This is a good thing, really. But, I do worry that some drinks have gotten a bad rap due to our quest for health.
Last year, the Associated Press reported that the vending machine industry is now stepping up to pull non diet sodas from their machines in public and private schools over the next 3 years. These measures plus State measures in place in 22 States will dramatically cut calories for many of our kids. So, as I started out saying, all good.
But, even better for me was the news in the same report that sports drinks will still be available in high school. Diet drinks will be there, too, but it is the sports drinks I want to see available. Surprising? Not at all when you consider the facts.
I'll touch on the soda issue very briefly because what I really want to talk about is sports drinks. The bottom line on soda for me is I can't really think of a good reason why young kids need to have soda. So, don't give it to them. For tweens, limit soda to once in a while and special occasions but steer them to the diet varieties to limit calories. They are going to be having soda when on their own with their friends so better to help them develop a taste for the diet version than the regular. And, we all know teens drink soda so diet is all that should be available and it is appropriate for them to have more choices even at school as they are almost adults.
As for sports drinks, I have no problem with them being banned for regular use - this is appropriate. Sports drinks were not designed to be utilized as a regular use drink and replace water and milk for our kids. Plus, like soda, sports drinks are empty calories when used as as regular drink.
However, if used as designed, as a rehydration solution, sports drinks do have a significant role for our young athletes, and one that is supported by science. Our young athletes work hard - they sweat and their bodies utilize a great deal of energy when they exercise and play team sports in school. This is true regardless of the outside temperature but even more true if the season is warm. When our kids' bodies work like this, and especially when the temps outside are warm, our kids sweat a great deal loosing sugars and salts as well as water. So, just drinking water along as is the practice now on many sideline won't cut it. Kids do need sports drinks to maintain their balance when all is said and done.

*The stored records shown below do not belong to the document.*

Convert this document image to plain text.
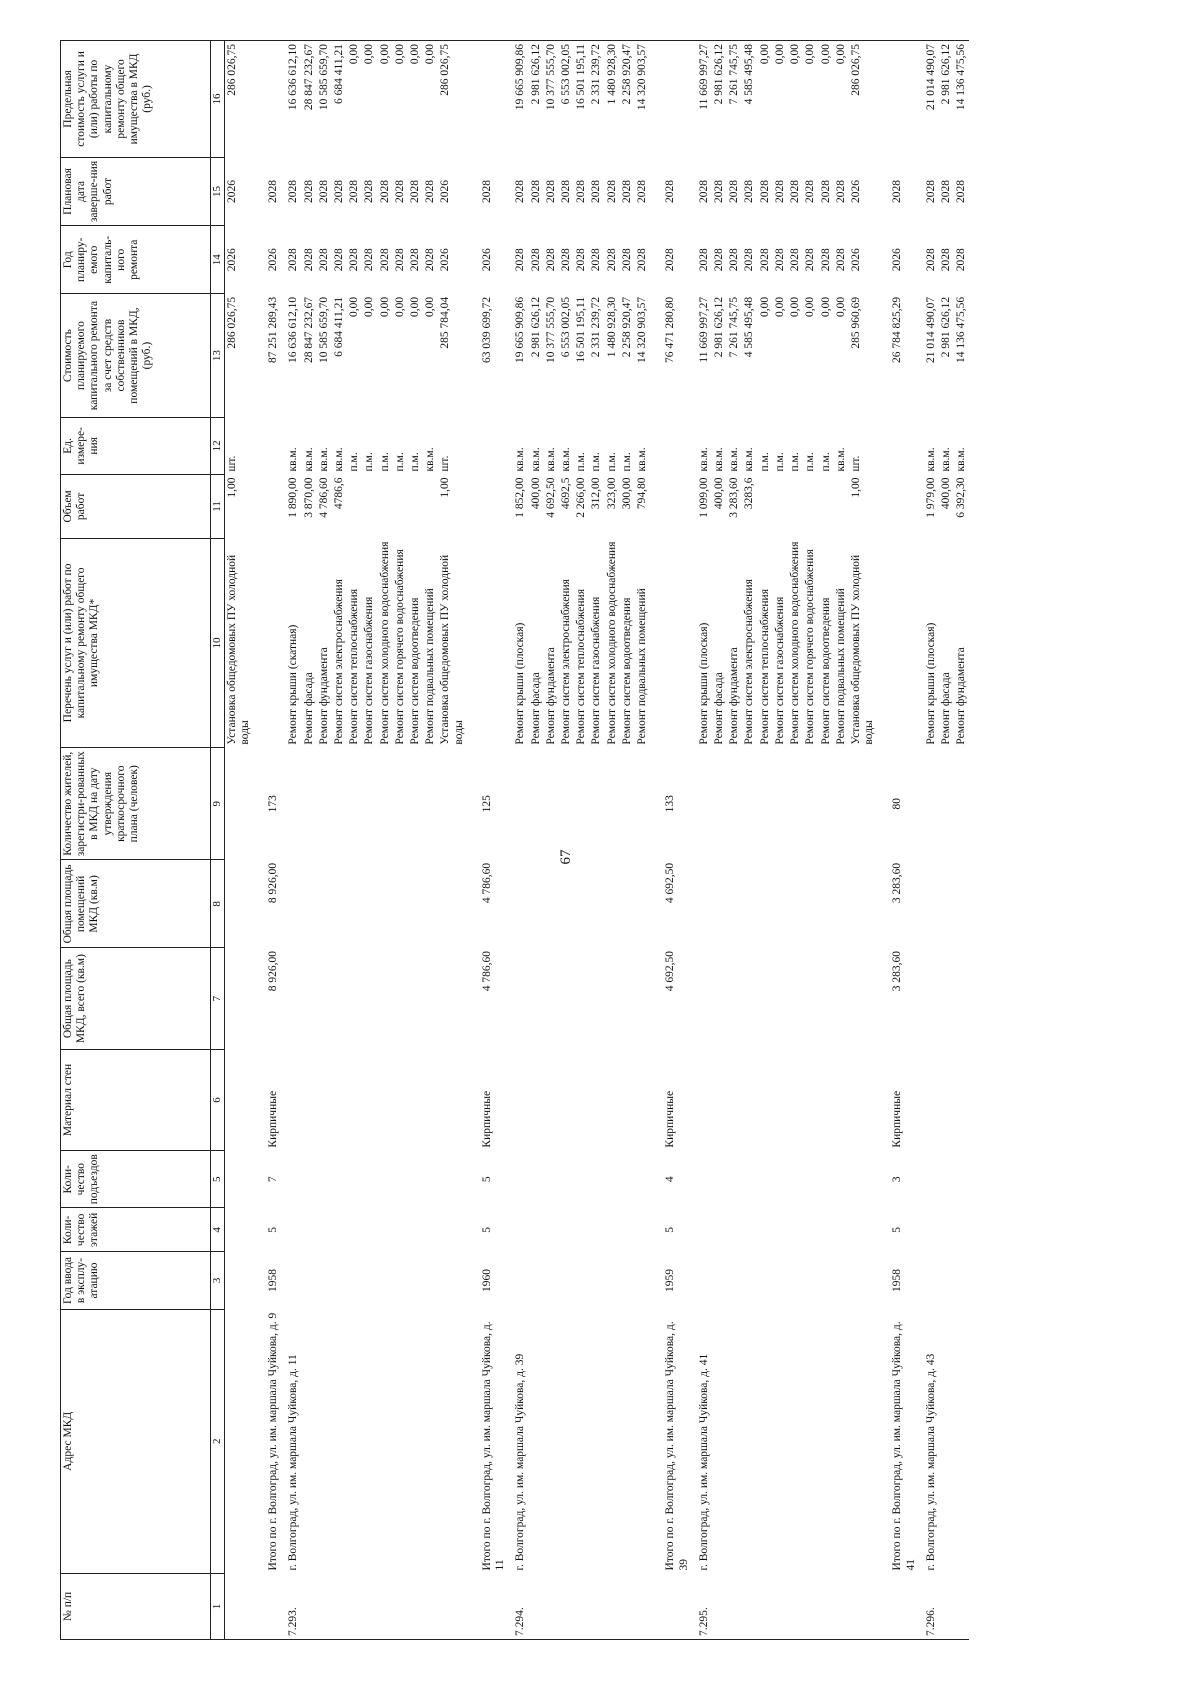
67
№ п/п	Адрес МКД	Год ввода в эксплу-атацию	Коли-чество этажей	Коли-чество подъездов	Материал стен	Общая площадь МКД, всего (кв.м)	Общая площадь помещений МКД (кв.м)	Количество жителей, зарегистри-рованных в МКД на дату утверждения краткосрочного плана (человек)	Перечень услуг и (или) работ по капитальному ремонту общего имущества МКД*	Объем работ	Ед. измере-ния	Стоимость планируемого капитального ремонта за счет средств собственников помещений в МКД, (руб.)	Год планиру-емого капиталь-ного ремонта	Плановая дата заверше-ния работ	Предельная стоимость услуги и (или) работы по капитальному ремонту общего имущества в МКД (руб.)
1	2	3	4	5	6	7	8	9	10	11	12	13	14	15	16
									Установка общедомовых ПУ холодной воды	1,00	шт.	286 026,75	2026	2026	286 026,75
	Итого по г. Волгоград, ул. им. маршала Чуйкова, д. 9	1958	5	7	Кирпичные	8 926,00	8 926,00	173				87 251 289,43	2026	2028	
7.293.	г. Волгоград, ул. им. маршала Чуйкова, д. 11								Ремонт крыши (скатная)	1 890,00	кв.м.	16 636 612,10	2028	2028	16 636 612,10
									Ремонт фасада	3 870,00	кв.м.	28 847 232,67	2028	2028	28 847 232,67
									Ремонт фундамента	4 786,60	кв.м.	10 585 659,70	2028	2028	10 585 659,70
									Ремонт систем электроснабжения	4786,6	кв.м.	6 684 411,21	2028	2028	6 684 411,21
									Ремонт систем теплоснабжения		п.м.	0,00	2028	2028	0,00
									Ремонт систем газоснабжения		п.м.	0,00	2028	2028	0,00
									Ремонт систем холодного водоснабжения		п.м.	0,00	2028	2028	0,00
									Ремонт систем горячего водоснабжения		п.м.	0,00	2028	2028	0,00
									Ремонт систем водоотведения		п.м.	0,00	2028	2028	0,00
									Ремонт подвальных помещений		кв.м.	0,00	2028	2028	0,00
									Установка общедомовых ПУ холодной воды	1,00	шт.	285 784,04	2026	2026	286 026,75
	Итого по г. Волгоград, ул. им. маршала Чуйкова, д. 11	1960	5	5	Кирпичные	4 786,60	4 786,60	125				63 039 699,72	2026	2028	
7.294.	г. Волгоград, ул. им. маршала Чуйкова, д. 39								Ремонт крыши (плоская)	1 852,00	кв.м.	19 665 909,86	2028	2028	19 665 909,86
									Ремонт фасада	400,00	кв.м.	2 981 626,12	2028	2028	2 981 626,12
									Ремонт фундамента	4 692,50	кв.м.	10 377 555,70	2028	2028	10 377 555,70
									Ремонт систем электроснабжения	4692,5	кв.м.	6 553 002,05	2028	2028	6 553 002,05
									Ремонт систем теплоснабжения	2 266,00	п.м.	16 501 195,11	2028	2028	16 501 195,11
									Ремонт систем газоснабжения	312,00	п.м.	2 331 239,72	2028	2028	2 331 239,72
									Ремонт систем холодного водоснабжения	323,00	п.м.	1 480 928,30	2028	2028	1 480 928,30
									Ремонт систем водоотведения	300,00	п.м.	2 258 920,47	2028	2028	2 258 920,47
									Ремонт подвальных помещений	794,80	кв.м.	14 320 903,57	2028	2028	14 320 903,57
	Итого по г. Волгоград, ул. им. маршала Чуйкова, д. 39	1959	5	4	Кирпичные	4 692,50	4 692,50	133				76 471 280,80	2028	2028	
7.295.	г. Волгоград, ул. им. маршала Чуйкова, д. 41								Ремонт крыши (плоская)	1 099,00	кв.м.	11 669 997,27	2028	2028	11 669 997,27
									Ремонт фасада	400,00	кв.м.	2 981 626,12	2028	2028	2 981 626,12
									Ремонт фундамента	3 283,60	кв.м.	7 261 745,75	2028	2028	7 261 745,75
									Ремонт систем электроснабжения	3283,6	кв.м.	4 585 495,48	2028	2028	4 585 495,48
									Ремонт систем теплоснабжения		п.м.	0,00	2028	2028	0,00
									Ремонт систем газоснабжения		п.м.	0,00	2028	2028	0,00
									Ремонт систем холодного водоснабжения		п.м.	0,00	2028	2028	0,00
									Ремонт систем горячего водоснабжения		п.м.	0,00	2028	2028	0,00
									Ремонт систем водоотведения		п.м.	0,00	2028	2028	0,00
									Ремонт подвальных помещений		кв.м.	0,00	2028	2028	0,00
									Установка общедомовых ПУ холодной воды	1,00	шт.	285 960,69	2026	2026	286 026,75
	Итого по г. Волгоград, ул. им. маршала Чуйкова, д. 41	1958	5	3	Кирпичные	3 283,60	3 283,60	80				26 784 825,29	2026	2028	
7.296.	г. Волгоград, ул. им. маршала Чуйкова, д. 43								Ремонт крыши (плоская)	1 979,00	кв.м.	21 014 490,07	2028	2028	21 014 490,07
									Ремонт фасада	400,00	кв.м.	2 981 626,12	2028	2028	2 981 626,12
									Ремонт фундамента	6 392,30	кв.м.	14 136 475,56	2028	2028	14 136 475,56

So, I worry that a flat of ban of sports drinks as "bad" is hurting our young athletes and I've seen many a middle school and high school athlete in my office very dehydrated after a game because all that was available on the sidelines was water. I encourage serious young athletes to preload with a sports drink and postload with one as well if all that is available during a game or practice is water to avoid becoming dehydrated and that seems to work well. In fact, I tell parents of all kids participating in youth sports to keep sports drinks at home and I review signs of dehydration to keep an eye on. While the goal is to avoid dehydration, better to treat as soon as you recognize than to miss altogether. If you are not sure what the signs of dehydration are in young athletes, click here.
This is really a long winded way of saying that not all drinks are bad if used at the right ages - and at the right times. And, perhaps it's time us parents acted as better role models at home and just stopped allowing our kids to drink certain drinks. Just a thought.